OK, I now have a working SleepyHead-1.0.0-beta2 on my new Linux system. It's a pretty generic distribution (Slackware 14.2), so the instructions should work for anybody.
I'm using 1.0.0-beta2 on my Windows machine, but thought I'd try the beta0 from jedimark's page. Got a license (free) from GitLab.com and downloaded it. Converted the .deb file to tgz with deb2tgz and unpacked it with the Slackware package tool. It "installed" but failed at run time due to a lack of the Qt5 library bits. OK, time to start from scratch. ("Use the Source, Luke")
Research:
Run glxgears. That works, so I have openGL.
Run qmake --version. That returned Qt 4.8.7. Oops.
Read the jedimark pages. (These went unavailable after Christmas while Mark is rebuilding his page, but the basic bit is that Qt5.5.1 is optimal, and anything higher than 5.5 will break SleepyHead.)
Initial setup:
1) The machine wants to use the / partition, but mine ran into space problems (cough*LibreOffice*cough), so I made a large /usr/local partition for builds. If you don't have space problems, skip the /usr/local and carry on.
Getting the pieces:
Getting the Qt5.5.1 is the most involved, but is fairly easy once you've navigated the route.
Go to Qt.io; hit the download button.

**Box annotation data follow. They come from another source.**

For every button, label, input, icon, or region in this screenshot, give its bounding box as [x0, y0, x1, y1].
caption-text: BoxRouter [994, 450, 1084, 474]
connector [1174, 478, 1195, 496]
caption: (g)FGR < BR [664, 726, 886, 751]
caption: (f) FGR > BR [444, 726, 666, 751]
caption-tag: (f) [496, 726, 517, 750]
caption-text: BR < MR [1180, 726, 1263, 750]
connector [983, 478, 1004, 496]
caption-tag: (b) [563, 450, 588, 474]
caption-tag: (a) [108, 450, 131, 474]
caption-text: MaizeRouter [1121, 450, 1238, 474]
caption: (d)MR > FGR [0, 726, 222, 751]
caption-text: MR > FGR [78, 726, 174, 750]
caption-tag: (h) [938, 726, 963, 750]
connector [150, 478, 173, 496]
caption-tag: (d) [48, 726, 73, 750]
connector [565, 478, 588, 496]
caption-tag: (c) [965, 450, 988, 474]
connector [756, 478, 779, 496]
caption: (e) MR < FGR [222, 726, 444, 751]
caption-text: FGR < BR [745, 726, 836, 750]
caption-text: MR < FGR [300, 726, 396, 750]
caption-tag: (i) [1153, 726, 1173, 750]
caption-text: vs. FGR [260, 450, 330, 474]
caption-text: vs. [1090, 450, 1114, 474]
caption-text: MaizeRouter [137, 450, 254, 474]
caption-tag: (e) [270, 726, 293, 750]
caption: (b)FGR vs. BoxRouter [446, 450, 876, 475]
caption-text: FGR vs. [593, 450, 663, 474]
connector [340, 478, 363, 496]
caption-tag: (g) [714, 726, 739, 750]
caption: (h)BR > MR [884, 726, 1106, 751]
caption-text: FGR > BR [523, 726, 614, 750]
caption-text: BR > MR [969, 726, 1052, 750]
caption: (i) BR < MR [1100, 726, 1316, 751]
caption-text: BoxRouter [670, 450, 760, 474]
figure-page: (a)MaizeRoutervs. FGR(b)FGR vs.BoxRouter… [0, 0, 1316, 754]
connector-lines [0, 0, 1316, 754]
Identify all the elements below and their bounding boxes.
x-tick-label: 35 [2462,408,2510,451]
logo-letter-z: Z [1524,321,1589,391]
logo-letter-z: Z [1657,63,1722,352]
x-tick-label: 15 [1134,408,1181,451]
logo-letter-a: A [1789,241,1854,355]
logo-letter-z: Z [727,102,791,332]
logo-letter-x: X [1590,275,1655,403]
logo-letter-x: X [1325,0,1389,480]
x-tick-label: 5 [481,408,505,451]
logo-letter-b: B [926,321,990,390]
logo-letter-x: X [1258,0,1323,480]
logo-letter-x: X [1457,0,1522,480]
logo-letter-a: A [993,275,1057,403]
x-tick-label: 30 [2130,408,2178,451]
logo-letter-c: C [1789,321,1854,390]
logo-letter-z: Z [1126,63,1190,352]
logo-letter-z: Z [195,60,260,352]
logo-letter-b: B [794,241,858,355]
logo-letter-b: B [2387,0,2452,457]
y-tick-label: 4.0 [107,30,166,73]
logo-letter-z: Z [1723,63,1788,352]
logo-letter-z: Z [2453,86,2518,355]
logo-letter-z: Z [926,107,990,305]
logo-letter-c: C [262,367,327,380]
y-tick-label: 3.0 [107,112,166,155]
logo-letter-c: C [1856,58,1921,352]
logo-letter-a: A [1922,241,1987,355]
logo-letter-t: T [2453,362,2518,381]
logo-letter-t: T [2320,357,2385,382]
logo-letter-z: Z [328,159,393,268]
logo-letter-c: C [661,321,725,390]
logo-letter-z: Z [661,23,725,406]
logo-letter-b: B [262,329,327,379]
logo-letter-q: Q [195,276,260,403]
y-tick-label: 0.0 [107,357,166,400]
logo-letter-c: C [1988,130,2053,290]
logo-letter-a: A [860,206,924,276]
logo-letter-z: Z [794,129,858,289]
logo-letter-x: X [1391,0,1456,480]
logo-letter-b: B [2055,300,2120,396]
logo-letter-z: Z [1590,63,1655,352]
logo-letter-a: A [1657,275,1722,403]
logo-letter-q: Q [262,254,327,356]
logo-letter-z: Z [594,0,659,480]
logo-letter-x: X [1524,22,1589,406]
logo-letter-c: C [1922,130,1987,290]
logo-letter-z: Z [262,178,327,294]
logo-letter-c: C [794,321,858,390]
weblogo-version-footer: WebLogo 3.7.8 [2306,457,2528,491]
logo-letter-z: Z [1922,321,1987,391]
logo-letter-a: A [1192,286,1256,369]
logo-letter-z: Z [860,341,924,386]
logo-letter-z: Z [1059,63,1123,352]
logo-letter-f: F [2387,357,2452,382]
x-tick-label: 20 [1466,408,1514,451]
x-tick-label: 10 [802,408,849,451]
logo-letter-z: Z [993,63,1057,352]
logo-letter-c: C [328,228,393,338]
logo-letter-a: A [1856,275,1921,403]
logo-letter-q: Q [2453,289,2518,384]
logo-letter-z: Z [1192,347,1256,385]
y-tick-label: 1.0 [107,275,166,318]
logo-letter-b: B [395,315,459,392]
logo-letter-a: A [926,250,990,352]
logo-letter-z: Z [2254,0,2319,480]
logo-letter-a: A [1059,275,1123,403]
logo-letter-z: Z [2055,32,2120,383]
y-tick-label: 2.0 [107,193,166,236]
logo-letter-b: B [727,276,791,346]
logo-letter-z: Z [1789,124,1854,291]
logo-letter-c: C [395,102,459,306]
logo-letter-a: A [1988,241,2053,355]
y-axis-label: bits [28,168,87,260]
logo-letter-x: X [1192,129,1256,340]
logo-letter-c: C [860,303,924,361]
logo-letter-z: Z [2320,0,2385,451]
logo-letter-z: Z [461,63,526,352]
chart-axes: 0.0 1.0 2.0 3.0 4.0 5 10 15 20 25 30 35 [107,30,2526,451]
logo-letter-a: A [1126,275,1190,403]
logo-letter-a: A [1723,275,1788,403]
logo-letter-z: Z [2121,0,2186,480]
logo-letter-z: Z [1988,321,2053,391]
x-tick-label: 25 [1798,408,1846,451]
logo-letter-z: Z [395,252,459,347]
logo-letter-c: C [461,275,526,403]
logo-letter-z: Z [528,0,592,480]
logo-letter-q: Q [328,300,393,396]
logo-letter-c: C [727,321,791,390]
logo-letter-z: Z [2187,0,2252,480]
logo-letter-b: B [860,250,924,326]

You now have to answer a few questions to get the bits. You want the "in-house deployment" option. Once it's happy, you get to the downloads. Go the "other files" and the archives. You'll want the qt5.5.1 section, where you'll find the open source file. This is everything, so you shouldn't need Qtcreator. Download the 600Mb+ .run file and move it to the right spot in your machine (/usr/local for me.
Make the run file executable with chmod 744 and run. You will now have Qt5.5 in an opt directory (/usr/local/opt for me). Find the main qmake location. Mine was /usr/local/opt/Qt5.5.2/5.5/gcc_64/bin.
I wanted to keep Qt4.8.7 for other applications, so I finagled the qmake command.
cd /usr/bin
qmake is a simlink to the distribution Qt4 make, so I renamed it
mv qmake qmake-4.8
Then, ln -s /usr/local/opt/Qt5.5.2/5.5/gcc_64/bin/qmake qmake-5.5
Finally, ln -s qmake-5.5 qmake
qmake --version points to the right one. (Once I'm done, qmake will be redirected to qmake-4.8)
Now, get Sleepyhead source. Log in to Gitlab, then in a terminal, run
git clone https://gitlab.com/sleepyhead/sleepyhead-code.git
Move the code to an appropriate directory, and unpack it.
Check the README for buidling in the shadow directory. I found that libudev-dev was not necessary; the libudev pieces in my distribution were sufficient. You should end up with SleepyHead in the build_sleepyhead directory. Run it, and you are good.
End note: I'm moving from a Windows box to a Linux one, and to keep my data, I went to the Windows SleepyHeadData folder, went down to the "Peter" folder for my data and profile, and copied it to the other machine.